2006-11-20-Israeli Realities |
||||
|
||||
|
jewishsightseeing.com, November 20, 2006 |
By Ira Sharkansky
EILAT, Israel —I recently sat with an American
visitor in the breakfast room of an Eilat hotel. He expressed
sentiments widespread not only among our overseas friends, but
among many Israelis: how tragic that we have to endure the
threat of Palestinian violence.
It is tragic, but it is not the whole story. I
asked the American to look around. To our left were some 20 or
30 meters of buffet laden with more delicacies than we could
possibly taste in several sittings. Outside the clean windows
were two swimming pools waiting our pleasure. Beyond was a
promenade stretching for a kilometer or more with stalls selling
cheap imports from India, as well as classier shops with the
better goods of Western Europe and North America. I urged him to
think of the people in Gaza, who most likely hate us and support
those who threaten us. Their living standards are so far beneath
what we were enjoying in the resort, and what we have at home,
as to make a detailed comparison grotesque. And if we suffer
from the prospect of violence from them, they suffer from the
reality of the IDF's retaliation or pre-emptive strikes.
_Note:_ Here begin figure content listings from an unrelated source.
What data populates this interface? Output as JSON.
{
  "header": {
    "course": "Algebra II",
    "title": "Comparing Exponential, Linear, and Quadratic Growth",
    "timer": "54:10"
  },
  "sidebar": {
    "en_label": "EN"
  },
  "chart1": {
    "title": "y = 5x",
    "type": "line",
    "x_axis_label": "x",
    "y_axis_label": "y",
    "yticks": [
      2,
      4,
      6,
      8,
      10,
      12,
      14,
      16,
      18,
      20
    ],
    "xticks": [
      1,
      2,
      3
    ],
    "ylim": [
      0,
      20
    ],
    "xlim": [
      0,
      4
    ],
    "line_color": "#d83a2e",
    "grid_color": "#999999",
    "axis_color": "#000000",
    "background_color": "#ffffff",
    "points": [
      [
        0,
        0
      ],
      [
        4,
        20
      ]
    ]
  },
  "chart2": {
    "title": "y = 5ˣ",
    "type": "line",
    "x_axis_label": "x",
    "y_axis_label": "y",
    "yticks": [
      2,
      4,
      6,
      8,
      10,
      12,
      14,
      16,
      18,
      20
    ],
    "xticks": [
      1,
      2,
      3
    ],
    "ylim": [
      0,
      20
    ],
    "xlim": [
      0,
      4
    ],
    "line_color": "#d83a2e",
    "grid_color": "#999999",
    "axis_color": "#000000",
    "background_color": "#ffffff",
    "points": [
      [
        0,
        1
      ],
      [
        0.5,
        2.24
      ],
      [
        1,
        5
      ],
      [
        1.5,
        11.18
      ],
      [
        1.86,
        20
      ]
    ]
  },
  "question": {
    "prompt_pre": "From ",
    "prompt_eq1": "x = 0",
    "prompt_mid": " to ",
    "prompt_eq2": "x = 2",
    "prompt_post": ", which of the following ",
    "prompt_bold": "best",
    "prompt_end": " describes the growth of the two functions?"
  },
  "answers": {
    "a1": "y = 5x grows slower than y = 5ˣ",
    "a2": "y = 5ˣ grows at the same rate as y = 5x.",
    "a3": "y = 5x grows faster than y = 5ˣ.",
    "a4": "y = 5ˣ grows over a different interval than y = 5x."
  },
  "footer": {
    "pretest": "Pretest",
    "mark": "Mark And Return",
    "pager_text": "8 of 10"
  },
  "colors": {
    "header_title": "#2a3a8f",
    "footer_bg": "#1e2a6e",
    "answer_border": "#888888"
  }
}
In retrospect, this was a defining moment. It
clarified the reality of Israelis' lack of peace, but also the
balance of power and suffering.
Our suffering is not distributed equally. The
residents of Sderot are paying the bill in this chapter of
Jewish history. A few hours after my conversation with the
visitor, we heard of a rocket that killed a women, and injured
two other residents of that poor town. The report went on to
indicate that this was the 10th death from rockets in Sderot
since the first attack six years ago.
That represents ten personal tragedies of a kind
none of us wants to experience among our family or
acquaintances. Yet it may be a smaller incidence of death than a
population the size of Sderot's suffers from traffic accidents
and other calamities in places that consider themselves at
peace.
Perhaps more weighty on the residents of Sderot
is the constant fear that a rocket will fall, and the frequent
sounds of warning sirens and explosions. People want to leave
the town, but most of them are unlikely to find work readily
elsewhere. And if they put their apartment on the market, it is
doubtful that anyone would make an offer.
Currently we are hearing about the Russian
billionaire who is making a high profile donation of a week's
stay in a classy Eilat hotel for the people of Sderot. We also
hear that several of the thousand or so who have made the trip
are saying they will not leave the hotel when their week is up.
Also, a number of children waited hours for buses that were
delayed, and then did not make it through the rush to get
themselves a place. Fortunately, we heard about the subsidized
migration only as we were on our way home.
If the people of Sderot are suffering more than
others at the present, residents of Jerusalem, Netanya, and
Hadera suffered more than the average during the earlier season
of suicide bombings, and the people of Haifa, Nahariya, Carmiel,
Kiryiat Shmona, Zefat, Tiberias, and smaller Jewish and Arab
settlements in the north paid their bill during the rocket
attacks from Lebanon. Many of us have had a turn at the focus of
Palestinian violence, even while more Palestinians are likely to
have suffered more persistently from Israeli violence.
We are stuck living alongside a population that
may desire peace, but lacks the mechanisms to deal with
religious and political fanatics, or those who are simply mad.
The IDF retaliates and pre-empts, but respects moral standards
as high as those of any military engaged in anything more than
parades and shining equipment. Most of us accept the
limitations. We realize that we can limit Palestinian terror
with our military power, but not stop it entirely, and that
Palestinian politicians have shown themselves unwilling or
unable to control those who would rather die violently than live
peacefully.
Being fatalistic is not correct, politically or
intellectually. But it is suitable in this setting.
We also pay a price of international condemnation
from those who think it is all, or mostly, our fault. We can
curse them as hypocrites and perhaps anti-Semites, and draw some
consolation from realizing that most of them live in homes and
enjoy resort hotels no more attractive than our own. We are
paying the price for being Jews in a Jewish state, but also
enjoying the advantages that come with a pragmatic capacity to
recognize reality, and to achieve what is possible.